9 Two are better than one because a good return comes when two work together. 10 If one of them falls, the other can help him up. But who will help the pitiful person who falls down alone? 11 In the same way, if two lie down together, they can keep each other warm. But how will the one who sleeps alone stay warm against the night? 12 And if one person is vulnerable to attack, two can drive the attacker away. As the saying goes, “A rope made of three strands is not quickly broken.”Ecclesiastes 4:18 Voice
Alone, we remain ill-equipped and often imbalanced to handle and complete God’s purpose. We are only stronger together. That day in the desert with his father-in-law and family, Moses learned this invaluable lesson of taking care of family and God’s people by sharing leadership with others, rather than leading alone.
Starting from my marriage, to the birth of my daughter and then my son, God has continually taught me that my place in life is not to achieve “#1 status”, but to get my esteem and satisfaction from being #4 in my family. It’s the only way to build intimacy in my marriage and family and to humble myself in leading and making others greater.
“Moses learned this invaluable lesson of taking care of family and God’s people by sharing leadership with others.”
This reminds me of Jack Campbell, in “The Family Man”, an extremely ambitious man who’d prioritized career advancement and achievement above all else, including his relationship with the woman who loved him, Kate Reynolds.
On Christmas Eve, he was given a brief glimpse of what his life would’ve been like had he chosen relationships over ambition, and for the first time experienced what a balanced life and family would’ve been like. This led him to ultimately realize he’d been missing out on the satisfaction and happiness in life he’d been in pursuit of.
He’d been fighting for the wrong things and missing the very thing he’d been longing for – his wife and family.

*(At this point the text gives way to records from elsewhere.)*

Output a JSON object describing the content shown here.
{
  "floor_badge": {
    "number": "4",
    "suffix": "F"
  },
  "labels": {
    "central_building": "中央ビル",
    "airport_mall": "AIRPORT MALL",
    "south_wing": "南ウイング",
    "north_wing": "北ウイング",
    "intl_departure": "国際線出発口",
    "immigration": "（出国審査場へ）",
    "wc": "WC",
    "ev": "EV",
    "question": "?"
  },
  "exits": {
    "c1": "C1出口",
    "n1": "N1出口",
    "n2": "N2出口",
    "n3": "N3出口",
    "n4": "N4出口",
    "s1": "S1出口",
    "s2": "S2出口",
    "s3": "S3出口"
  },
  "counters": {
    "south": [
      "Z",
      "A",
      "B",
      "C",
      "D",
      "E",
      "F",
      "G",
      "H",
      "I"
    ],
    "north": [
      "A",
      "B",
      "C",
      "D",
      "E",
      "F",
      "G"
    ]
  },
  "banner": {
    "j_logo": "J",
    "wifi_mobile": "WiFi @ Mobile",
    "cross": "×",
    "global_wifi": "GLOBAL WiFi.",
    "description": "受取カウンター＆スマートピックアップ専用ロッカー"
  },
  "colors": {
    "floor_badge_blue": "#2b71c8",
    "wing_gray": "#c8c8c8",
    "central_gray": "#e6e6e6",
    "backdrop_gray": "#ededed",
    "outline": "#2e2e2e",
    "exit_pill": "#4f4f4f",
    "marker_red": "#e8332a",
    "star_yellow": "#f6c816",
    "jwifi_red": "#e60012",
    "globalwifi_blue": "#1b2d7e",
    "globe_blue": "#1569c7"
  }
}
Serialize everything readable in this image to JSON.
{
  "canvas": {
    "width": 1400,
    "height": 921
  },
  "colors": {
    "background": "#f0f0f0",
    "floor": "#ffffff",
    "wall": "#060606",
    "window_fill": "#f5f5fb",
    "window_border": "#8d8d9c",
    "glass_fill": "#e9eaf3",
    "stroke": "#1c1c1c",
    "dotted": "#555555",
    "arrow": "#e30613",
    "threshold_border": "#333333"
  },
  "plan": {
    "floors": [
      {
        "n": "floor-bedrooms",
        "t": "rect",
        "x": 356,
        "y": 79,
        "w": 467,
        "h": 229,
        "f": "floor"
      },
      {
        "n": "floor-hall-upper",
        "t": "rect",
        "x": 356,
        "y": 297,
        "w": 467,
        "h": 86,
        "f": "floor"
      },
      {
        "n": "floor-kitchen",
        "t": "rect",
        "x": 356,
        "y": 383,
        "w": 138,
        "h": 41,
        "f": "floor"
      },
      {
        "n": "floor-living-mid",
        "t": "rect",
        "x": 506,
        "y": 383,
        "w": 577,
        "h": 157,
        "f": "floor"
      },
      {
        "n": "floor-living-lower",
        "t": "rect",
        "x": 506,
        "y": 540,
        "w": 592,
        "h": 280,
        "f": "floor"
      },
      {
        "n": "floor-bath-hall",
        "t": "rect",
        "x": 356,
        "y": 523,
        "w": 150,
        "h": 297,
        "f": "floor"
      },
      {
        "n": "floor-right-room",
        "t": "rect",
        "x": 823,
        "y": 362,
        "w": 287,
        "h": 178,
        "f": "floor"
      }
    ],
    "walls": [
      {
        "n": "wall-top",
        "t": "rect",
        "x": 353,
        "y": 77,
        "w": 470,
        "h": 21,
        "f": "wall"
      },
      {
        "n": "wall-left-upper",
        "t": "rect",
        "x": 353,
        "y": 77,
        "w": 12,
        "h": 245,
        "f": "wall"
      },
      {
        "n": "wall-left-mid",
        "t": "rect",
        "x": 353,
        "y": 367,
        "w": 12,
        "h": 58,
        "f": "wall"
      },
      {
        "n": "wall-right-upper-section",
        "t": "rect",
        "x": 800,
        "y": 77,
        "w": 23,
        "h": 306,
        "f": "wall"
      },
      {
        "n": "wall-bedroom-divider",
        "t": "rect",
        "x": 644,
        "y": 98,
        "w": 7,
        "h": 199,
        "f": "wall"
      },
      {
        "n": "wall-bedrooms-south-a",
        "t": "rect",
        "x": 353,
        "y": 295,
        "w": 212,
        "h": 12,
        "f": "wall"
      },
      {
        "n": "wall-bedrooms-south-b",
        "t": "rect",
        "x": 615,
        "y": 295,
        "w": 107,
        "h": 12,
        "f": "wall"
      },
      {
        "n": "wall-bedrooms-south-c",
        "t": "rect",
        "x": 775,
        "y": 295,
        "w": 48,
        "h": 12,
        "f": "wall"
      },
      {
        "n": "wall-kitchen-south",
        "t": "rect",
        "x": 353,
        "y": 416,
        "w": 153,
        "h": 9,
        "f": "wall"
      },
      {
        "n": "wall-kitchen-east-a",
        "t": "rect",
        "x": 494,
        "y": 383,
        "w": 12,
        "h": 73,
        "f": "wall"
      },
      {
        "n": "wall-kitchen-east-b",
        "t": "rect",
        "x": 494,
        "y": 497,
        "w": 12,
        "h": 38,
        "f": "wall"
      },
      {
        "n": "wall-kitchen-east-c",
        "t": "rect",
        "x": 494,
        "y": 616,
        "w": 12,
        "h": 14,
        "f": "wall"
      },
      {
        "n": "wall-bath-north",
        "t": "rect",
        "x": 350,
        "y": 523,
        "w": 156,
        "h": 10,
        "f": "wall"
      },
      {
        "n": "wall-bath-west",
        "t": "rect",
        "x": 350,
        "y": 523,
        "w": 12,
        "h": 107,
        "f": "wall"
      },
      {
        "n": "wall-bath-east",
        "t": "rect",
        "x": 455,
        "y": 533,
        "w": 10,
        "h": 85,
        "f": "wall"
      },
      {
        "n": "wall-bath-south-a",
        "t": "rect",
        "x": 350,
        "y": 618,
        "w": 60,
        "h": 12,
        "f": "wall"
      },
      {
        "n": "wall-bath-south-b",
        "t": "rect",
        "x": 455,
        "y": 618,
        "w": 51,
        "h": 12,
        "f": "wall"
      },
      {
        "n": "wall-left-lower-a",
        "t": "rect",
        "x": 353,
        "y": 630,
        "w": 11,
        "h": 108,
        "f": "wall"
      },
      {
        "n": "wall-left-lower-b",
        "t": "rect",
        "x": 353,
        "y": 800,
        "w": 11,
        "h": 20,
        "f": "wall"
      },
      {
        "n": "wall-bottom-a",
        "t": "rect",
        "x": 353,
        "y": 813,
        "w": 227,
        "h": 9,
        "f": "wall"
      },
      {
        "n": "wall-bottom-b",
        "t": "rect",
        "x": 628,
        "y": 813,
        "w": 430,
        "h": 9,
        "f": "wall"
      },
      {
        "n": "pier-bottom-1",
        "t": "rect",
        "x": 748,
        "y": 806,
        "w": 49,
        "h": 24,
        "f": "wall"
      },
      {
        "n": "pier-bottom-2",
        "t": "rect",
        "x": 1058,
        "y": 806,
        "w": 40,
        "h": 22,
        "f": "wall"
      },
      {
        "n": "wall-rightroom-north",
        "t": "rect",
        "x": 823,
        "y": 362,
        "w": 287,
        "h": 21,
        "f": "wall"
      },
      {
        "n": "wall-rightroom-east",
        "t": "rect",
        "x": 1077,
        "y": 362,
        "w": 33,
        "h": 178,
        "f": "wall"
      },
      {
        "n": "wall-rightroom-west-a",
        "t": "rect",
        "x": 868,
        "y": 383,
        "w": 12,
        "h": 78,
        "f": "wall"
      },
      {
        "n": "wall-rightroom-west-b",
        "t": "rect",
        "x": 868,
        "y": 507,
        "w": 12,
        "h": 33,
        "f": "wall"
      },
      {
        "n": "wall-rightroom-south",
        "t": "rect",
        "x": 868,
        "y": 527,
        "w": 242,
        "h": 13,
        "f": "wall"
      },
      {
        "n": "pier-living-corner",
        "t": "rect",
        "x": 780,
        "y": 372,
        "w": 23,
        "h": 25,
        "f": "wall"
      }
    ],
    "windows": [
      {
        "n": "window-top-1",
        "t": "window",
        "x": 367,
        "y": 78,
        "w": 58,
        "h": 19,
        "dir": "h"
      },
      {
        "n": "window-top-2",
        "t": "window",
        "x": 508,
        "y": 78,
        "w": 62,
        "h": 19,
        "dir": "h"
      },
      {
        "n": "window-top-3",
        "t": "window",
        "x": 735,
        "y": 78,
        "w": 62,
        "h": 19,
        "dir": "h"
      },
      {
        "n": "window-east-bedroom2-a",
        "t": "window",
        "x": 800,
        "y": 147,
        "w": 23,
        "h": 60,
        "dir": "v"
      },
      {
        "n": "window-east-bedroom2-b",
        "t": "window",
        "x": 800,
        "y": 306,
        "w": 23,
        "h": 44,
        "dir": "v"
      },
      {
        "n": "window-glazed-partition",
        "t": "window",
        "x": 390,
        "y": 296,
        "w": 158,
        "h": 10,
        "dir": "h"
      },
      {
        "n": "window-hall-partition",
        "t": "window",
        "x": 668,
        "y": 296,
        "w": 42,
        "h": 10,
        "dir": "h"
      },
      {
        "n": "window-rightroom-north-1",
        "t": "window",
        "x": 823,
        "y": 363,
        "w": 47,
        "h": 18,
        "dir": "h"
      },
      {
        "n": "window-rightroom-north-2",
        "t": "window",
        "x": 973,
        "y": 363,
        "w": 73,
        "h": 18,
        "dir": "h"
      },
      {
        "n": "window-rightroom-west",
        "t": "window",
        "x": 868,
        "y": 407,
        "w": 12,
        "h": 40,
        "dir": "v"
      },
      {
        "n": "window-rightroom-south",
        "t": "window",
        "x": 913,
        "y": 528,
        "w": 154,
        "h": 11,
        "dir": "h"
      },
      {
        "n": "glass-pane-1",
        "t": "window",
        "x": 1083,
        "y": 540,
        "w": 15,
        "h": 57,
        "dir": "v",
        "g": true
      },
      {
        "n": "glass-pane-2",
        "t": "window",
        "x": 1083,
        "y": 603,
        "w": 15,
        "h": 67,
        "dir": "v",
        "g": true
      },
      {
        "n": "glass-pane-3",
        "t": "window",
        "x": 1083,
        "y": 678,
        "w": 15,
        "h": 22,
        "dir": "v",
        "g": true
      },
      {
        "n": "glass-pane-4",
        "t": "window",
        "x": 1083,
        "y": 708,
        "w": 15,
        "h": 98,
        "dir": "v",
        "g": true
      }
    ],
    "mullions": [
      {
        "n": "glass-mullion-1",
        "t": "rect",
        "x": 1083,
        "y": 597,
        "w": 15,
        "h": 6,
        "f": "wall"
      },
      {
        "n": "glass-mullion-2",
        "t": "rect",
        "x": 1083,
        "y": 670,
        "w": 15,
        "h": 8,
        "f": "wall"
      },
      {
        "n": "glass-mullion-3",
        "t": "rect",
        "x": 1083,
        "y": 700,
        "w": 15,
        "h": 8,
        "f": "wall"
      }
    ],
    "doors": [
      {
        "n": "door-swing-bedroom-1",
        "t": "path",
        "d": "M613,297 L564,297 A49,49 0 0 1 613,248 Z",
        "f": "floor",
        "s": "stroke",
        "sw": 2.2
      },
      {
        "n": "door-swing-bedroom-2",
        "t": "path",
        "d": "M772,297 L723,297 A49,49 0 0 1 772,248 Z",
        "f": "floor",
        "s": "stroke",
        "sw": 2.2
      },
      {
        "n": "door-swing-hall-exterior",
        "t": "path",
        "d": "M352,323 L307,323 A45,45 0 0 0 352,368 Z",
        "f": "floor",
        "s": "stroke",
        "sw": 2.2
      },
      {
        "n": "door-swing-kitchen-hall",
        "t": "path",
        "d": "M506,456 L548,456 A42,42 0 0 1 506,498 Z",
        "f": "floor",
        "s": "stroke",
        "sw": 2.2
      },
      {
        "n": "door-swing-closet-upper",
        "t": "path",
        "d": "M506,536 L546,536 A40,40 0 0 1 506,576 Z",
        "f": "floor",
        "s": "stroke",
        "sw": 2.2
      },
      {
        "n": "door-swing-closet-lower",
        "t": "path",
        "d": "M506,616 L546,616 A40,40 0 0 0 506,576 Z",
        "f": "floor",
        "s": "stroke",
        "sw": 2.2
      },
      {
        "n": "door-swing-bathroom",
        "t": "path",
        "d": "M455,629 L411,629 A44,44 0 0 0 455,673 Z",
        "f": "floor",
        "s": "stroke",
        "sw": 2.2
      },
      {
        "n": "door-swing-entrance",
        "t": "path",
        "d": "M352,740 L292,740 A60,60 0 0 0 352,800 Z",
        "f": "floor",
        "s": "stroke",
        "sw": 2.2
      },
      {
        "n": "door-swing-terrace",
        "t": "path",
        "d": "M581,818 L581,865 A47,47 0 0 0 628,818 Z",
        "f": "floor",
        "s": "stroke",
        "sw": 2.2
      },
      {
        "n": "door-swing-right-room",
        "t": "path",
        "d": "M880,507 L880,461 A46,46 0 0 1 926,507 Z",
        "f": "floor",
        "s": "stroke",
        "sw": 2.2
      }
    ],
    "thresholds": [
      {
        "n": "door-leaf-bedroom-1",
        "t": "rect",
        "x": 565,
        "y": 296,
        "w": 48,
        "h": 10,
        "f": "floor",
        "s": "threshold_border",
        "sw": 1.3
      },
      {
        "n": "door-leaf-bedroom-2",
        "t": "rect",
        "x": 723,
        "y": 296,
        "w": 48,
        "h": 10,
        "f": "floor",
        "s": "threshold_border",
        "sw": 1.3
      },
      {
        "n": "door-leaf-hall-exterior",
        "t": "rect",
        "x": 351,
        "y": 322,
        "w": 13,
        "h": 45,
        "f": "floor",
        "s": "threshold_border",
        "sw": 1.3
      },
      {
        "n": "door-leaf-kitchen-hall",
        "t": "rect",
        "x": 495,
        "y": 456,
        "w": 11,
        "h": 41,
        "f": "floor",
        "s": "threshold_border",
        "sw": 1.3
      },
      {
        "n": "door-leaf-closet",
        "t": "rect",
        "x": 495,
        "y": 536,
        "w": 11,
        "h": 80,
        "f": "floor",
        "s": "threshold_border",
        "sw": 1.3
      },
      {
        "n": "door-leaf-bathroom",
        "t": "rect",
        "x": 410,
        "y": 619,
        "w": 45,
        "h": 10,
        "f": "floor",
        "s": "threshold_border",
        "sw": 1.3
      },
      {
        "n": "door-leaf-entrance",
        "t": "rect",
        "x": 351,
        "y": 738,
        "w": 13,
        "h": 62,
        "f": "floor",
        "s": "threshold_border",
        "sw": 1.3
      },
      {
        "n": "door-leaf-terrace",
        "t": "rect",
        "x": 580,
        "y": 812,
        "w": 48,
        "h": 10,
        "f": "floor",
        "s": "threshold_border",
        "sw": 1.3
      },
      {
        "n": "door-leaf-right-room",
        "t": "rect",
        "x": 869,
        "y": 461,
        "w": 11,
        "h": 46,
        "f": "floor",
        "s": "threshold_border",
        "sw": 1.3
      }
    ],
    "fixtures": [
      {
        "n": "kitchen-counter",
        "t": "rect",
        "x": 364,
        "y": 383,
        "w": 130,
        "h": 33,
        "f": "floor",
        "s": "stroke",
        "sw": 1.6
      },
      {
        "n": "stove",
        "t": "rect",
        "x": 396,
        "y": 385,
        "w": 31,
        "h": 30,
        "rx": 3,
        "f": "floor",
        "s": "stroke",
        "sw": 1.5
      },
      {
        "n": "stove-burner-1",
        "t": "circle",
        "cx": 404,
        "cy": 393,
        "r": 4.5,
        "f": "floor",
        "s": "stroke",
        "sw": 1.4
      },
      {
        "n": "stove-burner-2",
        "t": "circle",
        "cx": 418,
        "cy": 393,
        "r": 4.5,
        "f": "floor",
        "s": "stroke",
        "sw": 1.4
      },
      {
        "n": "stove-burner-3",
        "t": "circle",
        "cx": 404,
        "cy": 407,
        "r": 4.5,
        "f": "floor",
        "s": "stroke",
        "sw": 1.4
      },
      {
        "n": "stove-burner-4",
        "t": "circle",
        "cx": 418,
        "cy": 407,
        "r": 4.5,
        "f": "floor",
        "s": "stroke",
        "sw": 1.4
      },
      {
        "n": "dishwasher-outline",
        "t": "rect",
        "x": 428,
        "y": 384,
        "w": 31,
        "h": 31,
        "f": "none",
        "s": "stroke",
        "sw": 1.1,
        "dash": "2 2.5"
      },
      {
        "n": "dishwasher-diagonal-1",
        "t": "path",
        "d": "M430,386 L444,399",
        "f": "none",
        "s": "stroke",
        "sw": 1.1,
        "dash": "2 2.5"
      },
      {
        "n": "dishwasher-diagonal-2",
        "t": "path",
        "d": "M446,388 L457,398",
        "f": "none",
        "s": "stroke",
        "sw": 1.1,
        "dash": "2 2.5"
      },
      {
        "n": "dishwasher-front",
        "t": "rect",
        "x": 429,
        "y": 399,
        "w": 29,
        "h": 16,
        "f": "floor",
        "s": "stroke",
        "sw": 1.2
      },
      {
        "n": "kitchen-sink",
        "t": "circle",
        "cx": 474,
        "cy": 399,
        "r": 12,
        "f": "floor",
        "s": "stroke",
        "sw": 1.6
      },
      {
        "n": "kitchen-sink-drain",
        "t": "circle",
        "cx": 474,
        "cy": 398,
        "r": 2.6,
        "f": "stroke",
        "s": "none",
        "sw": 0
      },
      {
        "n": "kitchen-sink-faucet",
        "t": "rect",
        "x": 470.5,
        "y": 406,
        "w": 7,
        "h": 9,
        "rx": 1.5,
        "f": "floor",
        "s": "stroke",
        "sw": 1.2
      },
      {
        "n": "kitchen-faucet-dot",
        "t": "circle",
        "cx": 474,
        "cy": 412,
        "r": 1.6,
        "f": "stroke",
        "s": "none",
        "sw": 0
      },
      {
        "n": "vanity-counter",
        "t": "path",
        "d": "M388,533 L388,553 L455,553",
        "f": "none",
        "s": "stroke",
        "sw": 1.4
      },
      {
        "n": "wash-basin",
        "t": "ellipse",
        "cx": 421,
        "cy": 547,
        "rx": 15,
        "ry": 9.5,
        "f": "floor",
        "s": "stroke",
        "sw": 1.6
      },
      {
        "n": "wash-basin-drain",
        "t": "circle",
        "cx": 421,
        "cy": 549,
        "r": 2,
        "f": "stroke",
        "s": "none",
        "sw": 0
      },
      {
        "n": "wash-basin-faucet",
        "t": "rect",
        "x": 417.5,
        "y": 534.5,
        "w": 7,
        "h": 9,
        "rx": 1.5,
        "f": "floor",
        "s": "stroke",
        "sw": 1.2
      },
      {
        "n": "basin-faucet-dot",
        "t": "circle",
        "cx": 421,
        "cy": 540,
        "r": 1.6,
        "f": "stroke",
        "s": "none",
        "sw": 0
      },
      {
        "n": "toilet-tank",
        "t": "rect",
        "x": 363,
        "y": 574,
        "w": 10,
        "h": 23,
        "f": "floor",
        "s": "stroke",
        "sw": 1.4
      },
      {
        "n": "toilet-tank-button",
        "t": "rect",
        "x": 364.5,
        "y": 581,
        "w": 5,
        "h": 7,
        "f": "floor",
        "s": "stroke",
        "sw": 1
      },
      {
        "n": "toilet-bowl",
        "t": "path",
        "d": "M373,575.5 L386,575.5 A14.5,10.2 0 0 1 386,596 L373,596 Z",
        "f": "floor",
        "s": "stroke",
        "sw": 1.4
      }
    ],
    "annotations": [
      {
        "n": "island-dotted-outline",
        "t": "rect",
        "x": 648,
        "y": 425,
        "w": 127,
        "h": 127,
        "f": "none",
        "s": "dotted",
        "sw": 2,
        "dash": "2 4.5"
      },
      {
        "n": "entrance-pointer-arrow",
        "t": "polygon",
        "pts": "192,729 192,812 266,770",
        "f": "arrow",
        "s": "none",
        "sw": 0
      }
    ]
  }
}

In the latter days of Moses’ life – we see a reinvented man – from one who initially pursued isolation by exiling himself, to later becoming internally strong, balanced and deeply attached to his people and family.
He finally learned that the lifeline to discovering his satisfaction and security was not based on his abilities or qualifications, but on those he was attached to most – God, his family and friends.
12 One day Moses said to the Lord, “You have been telling me, ‘Take these people up to the Promised Land.’ But you haven’t told me whom you will send with me. You have told me, ‘I know you by name, and I look favorably on you.’ 13 If it is true that you look favorably on me, let me know your ways so I may understand you more fully and continue to enjoy your favor. And remember that this nation is your very own people.”
14 The Lord replied, “I will personally go with you, Moses, and I will give you rest—everything will be fine for you.” 15 Then Moses said, “If you don’t personally go with us, don’t make us leave this place. 16 How will anyone know that you look favorably on me—on me and on your people—if you don’t go with us? For your presence among us sets your people and me apart from all other people on the earth.”
17 The Lord replied to Moses, “I will indeed do what you have asked, for I look favorably on you, and I know you by name.”Exodus 33:12-17 NLT
- In what areas of your life or your leadership are you imbalanced?
- How does God want you to be humble in allowing your family to balance you? In learning from them?
- What spiritual decision can you make to become more attached to God and your family? To become stronger together with your family, than as an individual?